The present study had several limitations. First, the retrospective design makes it susceptible to a variety of biases (e.g. due to missing data in ACPA titer, erythrocyte sedimentation rate, and RA disease activity index, we were unable to fully evaluate the association between these results and post-AE mortality). Second, the baseline %FVC utilised was tested within 12 months before AE onset, thus the variation in measurement time may have influenced the results. However, AE development is unpredictable, and measuring %FVC at AE onset is difficult; hence, it may be relatively feasible to utilise %FVC obtained within 12 months before AE onset.
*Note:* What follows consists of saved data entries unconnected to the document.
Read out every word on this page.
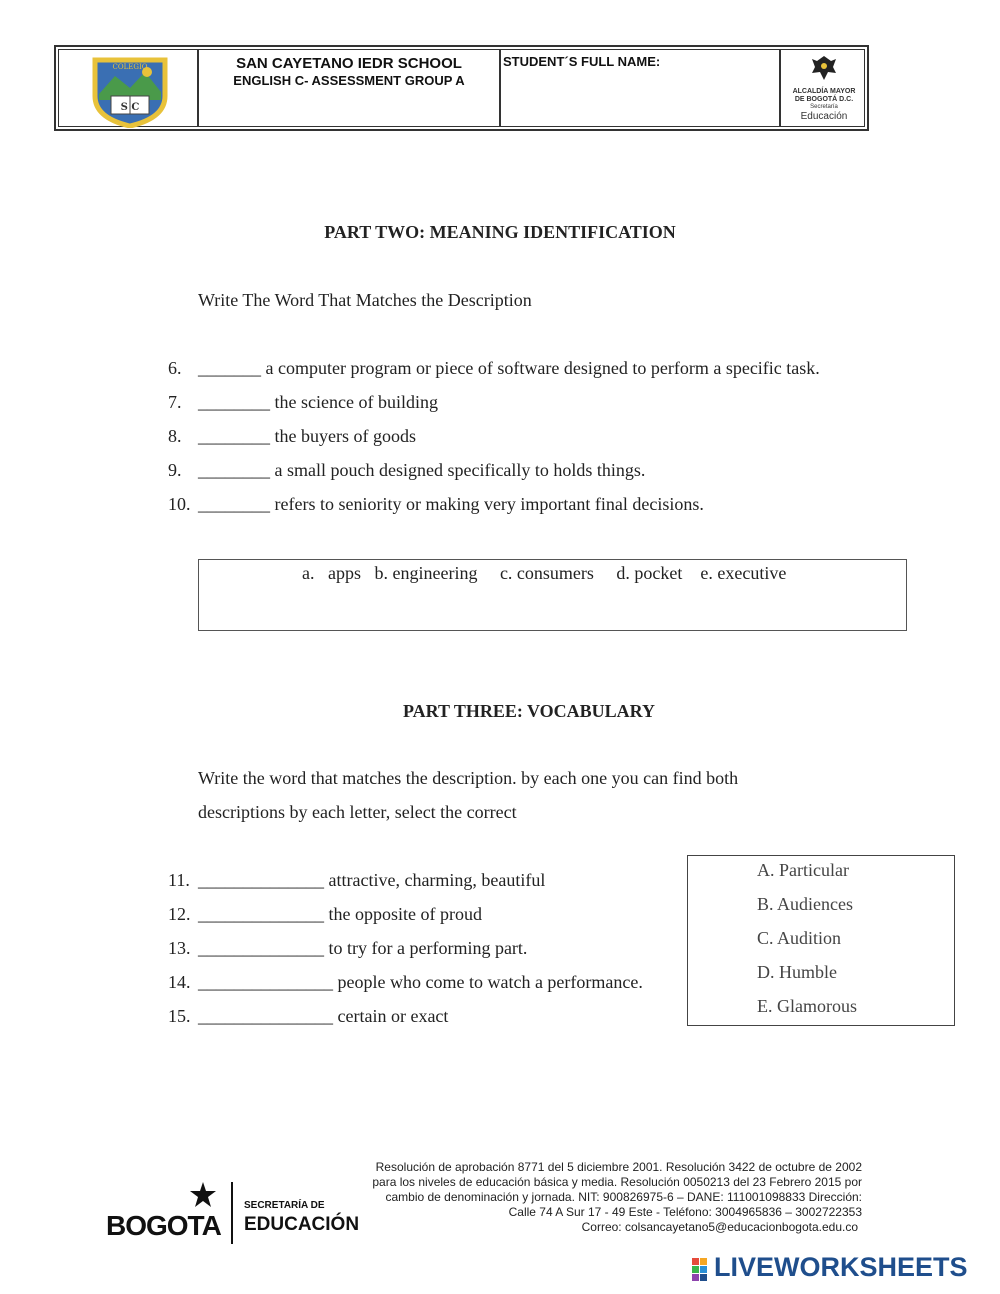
COLEGIO
S C
SAN CAYETANO IEDR SCHOOL
ENGLISH C- ASSESSMENT GROUP A
STUDENT´S FULL NAME:
ALCALDÍA MAYOR
DE BOGOTÁ D.C.
Secretaría
Educación
PART TWO: MEANING IDENTIFICATION
Write The Word That Matches the Description
6. _______ a computer program or piece of software designed to perform a specific task.
7. ________ the science of building
8. ________ the buyers of goods
9. ________ a small pouch designed specifically to holds things.
10. ________ refers to seniority or making very important final decisions.
a.   apps   b. engineering     c. consumers     d. pocket    e. executive
PART THREE: VOCABULARY
Write the word that matches the description. by each one you can find both
descriptions by each letter, select the correct
11. ______________ attractive, charming, beautiful
12. ______________ the opposite of proud
13. ______________ to try for a performing part.
14. _______________ people who come to watch a performance.
15. _______________ certain or exact
A. Particular
B. Audiences
C. Audition
D. Humble
E. Glamorous
Resolución de aprobación 8771 del 5 diciembre 2001. Resolución 3422 de octubre de 2002
para los niveles de educación básica y media. Resolución 0050213 del 23 Febrero 2015 por
cambio de denominación y jornada. NIT: 900826975-6 – DANE: 111001098833 Dirección:
Calle 74 A Sur 17 - 49 Este - Teléfono: 3004965836 – 3002722353
Correo: colsancayetano5@educacionbogota.edu.co
BOGOTA
SECRETARÍA DE
EDUCACIÓN
LIVEWORKSHEETS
Third, our approach is inapplicable in instances when the %FVC is not determined before AE onset. In such situations, mortality should be predicted solely based on P/F at AE. However, because the present study discovered that baseline %FVC is a major prognostic factor in AE-RA-ILD patients, we recommend that %FVC be measured regularly in RA-ILD patients. Fourth, with the goal to build simple and feasible models based on clinical/physiological factors, the prognostic significance of HRCT assessment was not examined. The quantitative assessment of abnormalities on HRCT requires evaluation by a chest radiologist and thus may not be immediately useful in clinical practice. Finally, there is a wide range of therapies available for RA patients. Such treatment differences may have influenced the results.

Conclusions

This multicentre cohort study discovered that AE-RA-ILD patients, like AE-IPF patients, had a higher post-AE mortality rate. Lower %FVC at baseline and lower P/F at AE were independent predictors of mortality. The simple mortality prediction model based on these prognostic factors outperformed each prognostic factor individually in predicting post-AE 90-day mortality. The prediction model allowed for the classification of AE-RA-ILD patients into three groups with significantly different prognoses: mild, moderate and severe. These findings will help guide physicians to determine a therapeutic strategy, assist patient/family decision-making and aid in the planning of future AE-RA-ILD research.